Spécialiste du Moyen Âge, Le Goff racontait toujours cette période avec verve et sans cliché. Une verve qui avait par exemple fait de son Saint-Louis, biographie parue chez Gallimard en 1996, un best-seller. Sans cliché, car loin de la vision d'une période coincée entre «d'un côté l'obscurantisme lugubre, de l'autre le temps mièvre des troubadours».
Surtout, Jacques Le Goff, plus globalement, avait réfléchi à une Nouvelle histoire, courant historiographique qui voulait aborder l'Histoire sans la comprendre comme un simple récit mais en étudiant un phénomène historique sur le plan économique, social et en se penchant sur les représentations collectives, sur l'imaginaire.
Il n'avait pas inventé le terme –Marc Bloch l'avait employé dès 1924 (Les Rois thaumaturges) et Lucien Febvre (1978- 1956) avait dit la nécessité d'étudier l'«outillage mental» pour comprendre les croyances collectives d'une période donnée. Mais Jacques Le Goff faisait partie du groupe d'historiens qui en avait fait la renommée, et il avait contribuer à la théoriser.

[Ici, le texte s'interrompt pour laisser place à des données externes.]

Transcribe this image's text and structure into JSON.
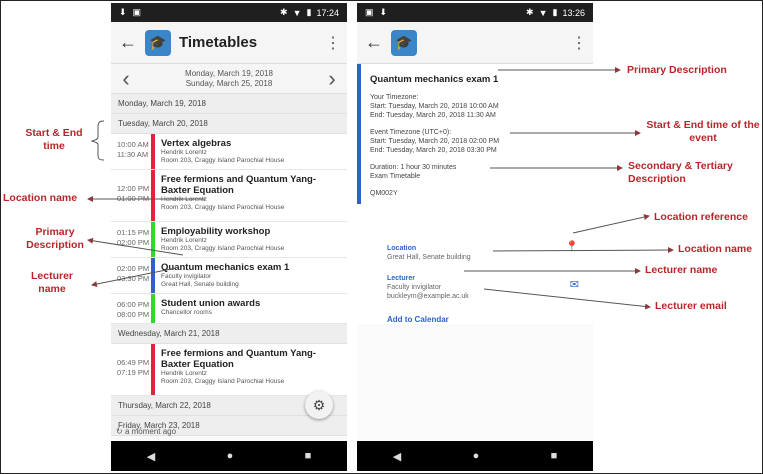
{
  "phone1": {
    "status_time": "17:24",
    "title": "Timetables",
    "week_start": "Monday, March 19, 2018",
    "week_end": "Sunday, March 25, 2018",
    "days": [
      {
        "header": "Monday, March 19, 2018"
      },
      {
        "header": "Tuesday, March 20, 2018"
      }
    ],
    "events": [
      {
        "start": "10:00 AM",
        "end": "11:30 AM",
        "title": "Vertex algebras",
        "lecturer": "Hendrik Lorentz",
        "location": "Room 203, Craggy Island Parochial House",
        "color": "#e8203f"
      },
      {
        "start": "12:00 PM",
        "end": "01:00 PM",
        "title": "Free fermions and Quantum Yang-Baxter Equation",
        "lecturer": "Hendrik Lorentz",
        "location": "Room 203, Craggy Island Parochial House",
        "color": "#e8203f"
      },
      {
        "start": "01:15 PM",
        "end": "02:00 PM",
        "title": "Employability workshop",
        "lecturer": "Hendrik Lorentz",
        "location": "Room 203, Craggy Island Parochial House",
        "color": "#35d62f"
      },
      {
        "start": "02:00 PM",
        "end": "03:30 PM",
        "title": "Quantum mechanics exam 1",
        "lecturer": "Faculty invigilator",
        "location": "Great Hall, Senate building",
        "color": "#2d63c8"
      },
      {
        "start": "06:00 PM",
        "end": "08:00 PM",
        "title": "Student union awards",
        "lecturer": "Chancellor rooms",
        "location": "",
        "color": "#35d62f"
      }
    ],
    "day3_header": "Wednesday, March 21, 2018",
    "event6": {
      "start": "06:49 PM",
      "end": "07:19 PM",
      "title": "Free fermions and Quantum Yang-Baxter Equation",
      "lecturer": "Hendrik Lorentz",
      "location": "Room 203, Craggy Island Parochial House",
      "color": "#e8203f"
    },
    "day4_header": "Thursday, March 22, 2018",
    "day5_header": "Friday, March 23, 2018",
    "refresh_text": "a moment ago"
  },
  "phone2": {
    "status_time": "13:26",
    "title": "Quantum mechanics exam 1",
    "your_tz_label": "Your Timezone:",
    "your_start": "Start: Tuesday, March 20, 2018 10:00 AM",
    "your_end": "End: Tuesday, March 20, 2018 11:30 AM",
    "event_tz_label": "Event Timezone (UTC+0):",
    "event_start": "Start: Tuesday, March 20, 2018 02:00 PM",
    "event_end": "End: Tuesday, March 20, 2018 03:30 PM",
    "duration": "Duration: 1 hour 30 minutes",
    "secondary": "Exam Timetable",
    "code": "QM002Y",
    "location_label": "Location",
    "location_value": "Great Hall, Senate building",
    "lecturer_label": "Lecturer",
    "lecturer_name": "Faculty invigilator",
    "lecturer_email": "buckleym@example.ac.uk",
    "add_calendar": "Add to Calendar"
  },
  "annotations": {
    "start_end_time": "Start & End time",
    "location_name_left": "Location name",
    "primary_desc_left": "Primary Description",
    "lecturer_name_left": "Lecturer name",
    "primary_desc_right": "Primary Description",
    "start_end_event": "Start & End time of the event",
    "secondary_tertiary": "Secondary & Tertiary Description",
    "location_reference": "Location reference",
    "location_name_right": "Location name",
    "lecturer_name_right": "Lecturer name",
    "lecturer_email": "Lecturer email"
  }
}
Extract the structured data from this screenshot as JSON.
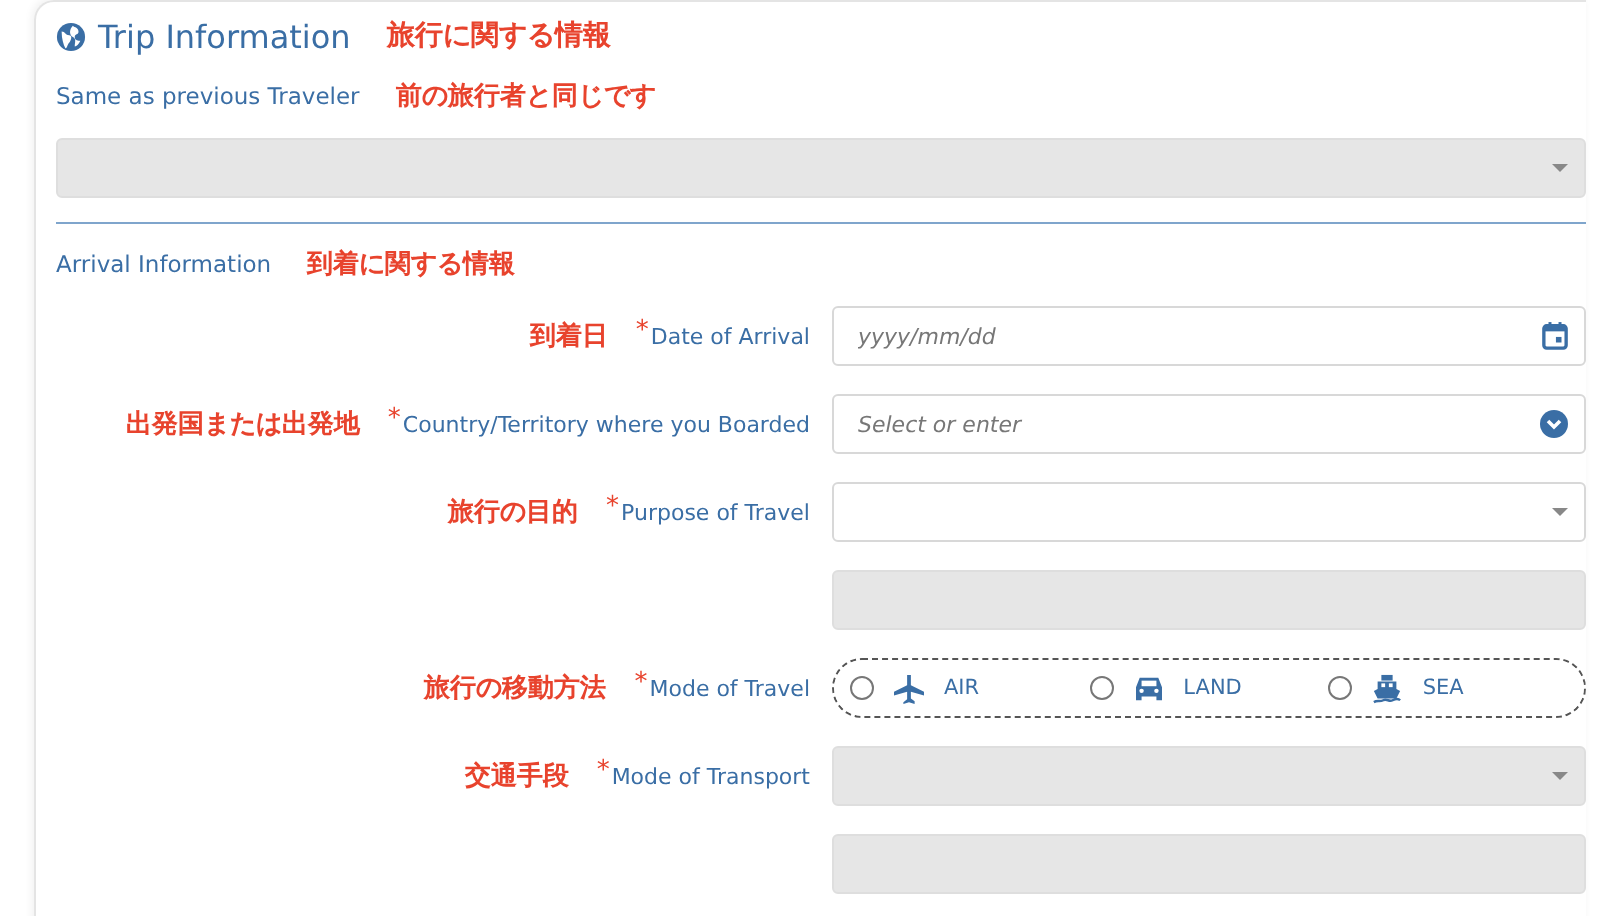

D'abord dans un premier ouvrage coécrit avec Pierre Nora, en 1974: Faire de l'histoire. Et dans un deuxième écrit avec Roger Chartier et Jacques Revel en 1976, La Nouvelle Histoire.
«Comment voulez-vous appréhender une époque et une civilisation sans y inclure la littérature, l'art et le droit? C'est impossible», lançait Le Goff. «Il faut redire à quel point la littérature est importante pour la compréhension de l'histoire, elle permet d'avoir une vue synthétique. L'analyse des oeuvres littéraires, puis des oeuvres d'art, fournit une clé indispensable.» Il avait contribué à la réhabilitation de ces clés-là, prenait en compte la dimension anthropologique de l'histoire.
Cette Nouvelle Histoire, il la voulait «histoire-problème», «histoire qui questionne». Il l'avait expliqué sur le plateau d'Apostrophe, en 1979 après la sortie d'un dictionnaire au nom du mouvement.
Dans un article consacré à «l'explosion de la Nouvelle Histoire», le magazine Sciences Humaines écrivait:
«Avec le recul du temps, il est malgré tout bien difficile de trouver une unité conceptuelle consensuelle chez les nouveaux historiens, hormis une allégeance affirmée aux Annales. La multiplicité des oeuvres publiées, la diversité et le talent de ces "nouveaux historiens" manifeste surtout un éclatement des curiosités historiennes.»